INCAPACIDADE ABSOLUTA E RELATIVA APÓS O ESTATUTO DA PESSOA COM DEFICIÊNCIA (EPD): REFLEXÕES A PARTIR DO RESP 1.927.423

Resumo

Ao contrário do que decidiu o Egrégio STJ no RESP 1.927.423, parece-nos possível haver incapacidade e nulidade do ato praticado por pessoa com deficiência mental após a redação dada pela Lei 13.146/2015. Muito embora o art. 3º do Código Civil realmente preveja, tão somente, a hipótese do menor de 16 anos como causa de incapacidade absoluta, é preciso reconhecer o caráter exemplificativo desse dispositivo, a possibilitar a existência de outras hipóteses de incapacidade, desde que previstas em Lei Federal. É o que estabelece o art. 84 do EPD, ao adotar a regra geral da capacidade em seu caput – afinal, sempre ensinou a doutrina civil que a capacidade se presume e a incapacidade deve ser demonstrada – e prever a possibilidade de curatela em seu § 1º, em circunstâncias minuciosamente descritas e que precisam forçosamente serem provadas em juízo, com a participação diligente do Ministério Público. E isso porque há incongruência em se reconhecer a curatela de pessoas capazes, pois esse instituto possui como função suprir a incapacidade, de modo que possa a pessoa desprovida de condições de conduzir-se por si só estabelecer uma atuação indireta – incapacidade absoluta, sendo representada – ou uma atuação direta – incapacidade relativa, sendo assistida. Esse raciocínio, pelo que se acredita, extrai-se da interpretação do art. 84 do EPD, não apenas com a coerência que o sistema deve preservar, mas, acima de tudo, com a promoção do princípio da dignidade da pessoa humana em sua função concreta e não meramente retórica, considerando que não se pode reconhecer o exercício de atos de autonomia para aqueles que, lamentavelmente, não possuem condições de discernimento. Em suma, o caput do artigo consagra a regra segundo a qual a capacidade se presume, mas, no parágrafo primeiro, se estabelece exceção, que precisa ser casuística e suficientemente demonstrada.

Artigo

INCAPACIDADE ABSOLUTA E RELATIVA APÓS O ESTATUTO DA PESSOA COM DEFICIÊNCIA (EPD): REFLEXÕES A PARTIR DO RESP 1.927.423

Fabio de Oliveira Azevedo

Sumário: 1. REFLEXÃO PROPOSTA; 2. GÊNESE DO EPD – ESTATUTO DA PESSOA COM DEFICIÊNCIA; 3. O EPD E O MODELO DA INCAPACIDADE; 4. INTERPRETAÇÃO DO ART. 84, § 1º, DO EPD. 5. TOMADA DE DECISÃO APOIADA (TDA) 6. CONCLUSÃO

  1. REFLEXÃO PROPOSTA

O Egrégio STJ – Superior Tribunal de Justiça julgou e decidiu muito recentemente, especificamente em 27/04/21, ao apreciar o Resp. 1.927.4231, a impossibilidade de se reconhecer a incapacidade absoluta fora da única e exclusiva hipótese prevista pelo art. 3º do Código Civil – a do menor de 16 anos – com a redação que lhe deu a Lei 13.146/2015.

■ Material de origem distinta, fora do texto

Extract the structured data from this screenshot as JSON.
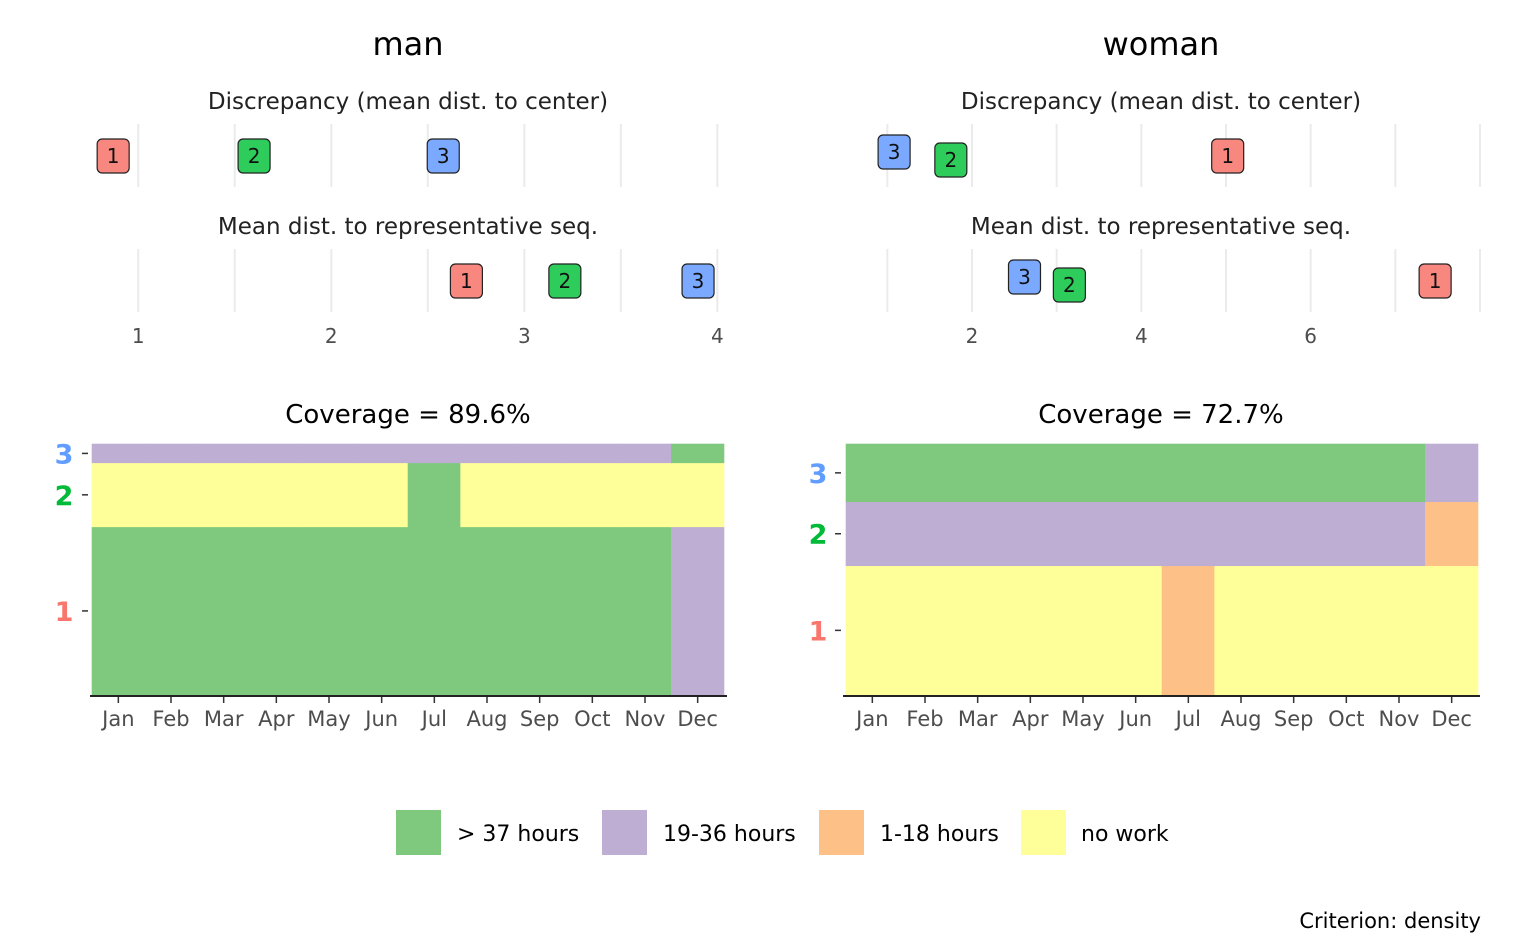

Muito embora essa posição seja dominante na doutrina civil, propõe-se, por este trabalho, refletir sobre a viabilidade dogmática que será aqui advogada, segundo a qual é admitida tanto a qualificação de incapaz absoluta, como de relativamente, fora dessa hipótese aparentemente excludente prevista pelo art. 3º do Código Civil.

Não se quer, com ela, discordar inteiramente do raciocínio adotado pelo Egrégio STJ, mas, tão somente, divergir do seu resultado, de sua conclusão. Na realidade, parte- se da acertada premissa seguida pelo acórdão, de acordo com a qual a invalidade de negócios jurídicos reflete uma escolha legislativa sancionatória, de modo que é realmente necessário haver previsão legal anulando ou nulificando um determinado ato jurídico, por desconformidade com a hipótese prevista em lei.

No caso concreto, embora o art. 3º não admita a possibilidade de incapacidade absoluta fora dessa exclusiva hipótese do menor de 16 anos, a compreensão da forma como surgiu o EPD pode contribuir para que a Lei 13.146/16 empreste fundamento para o reconhecimento da incapacidade absoluta de pessoa desprovida de condições – capacidade, com o perdão do truísmo – para autodeterminar-se. Se é certo que a autonomia compõe o conteúdo da dignidade da pessoa humana, não é menos correto que seu exercício pressupõe discernimento necessário e suficiente.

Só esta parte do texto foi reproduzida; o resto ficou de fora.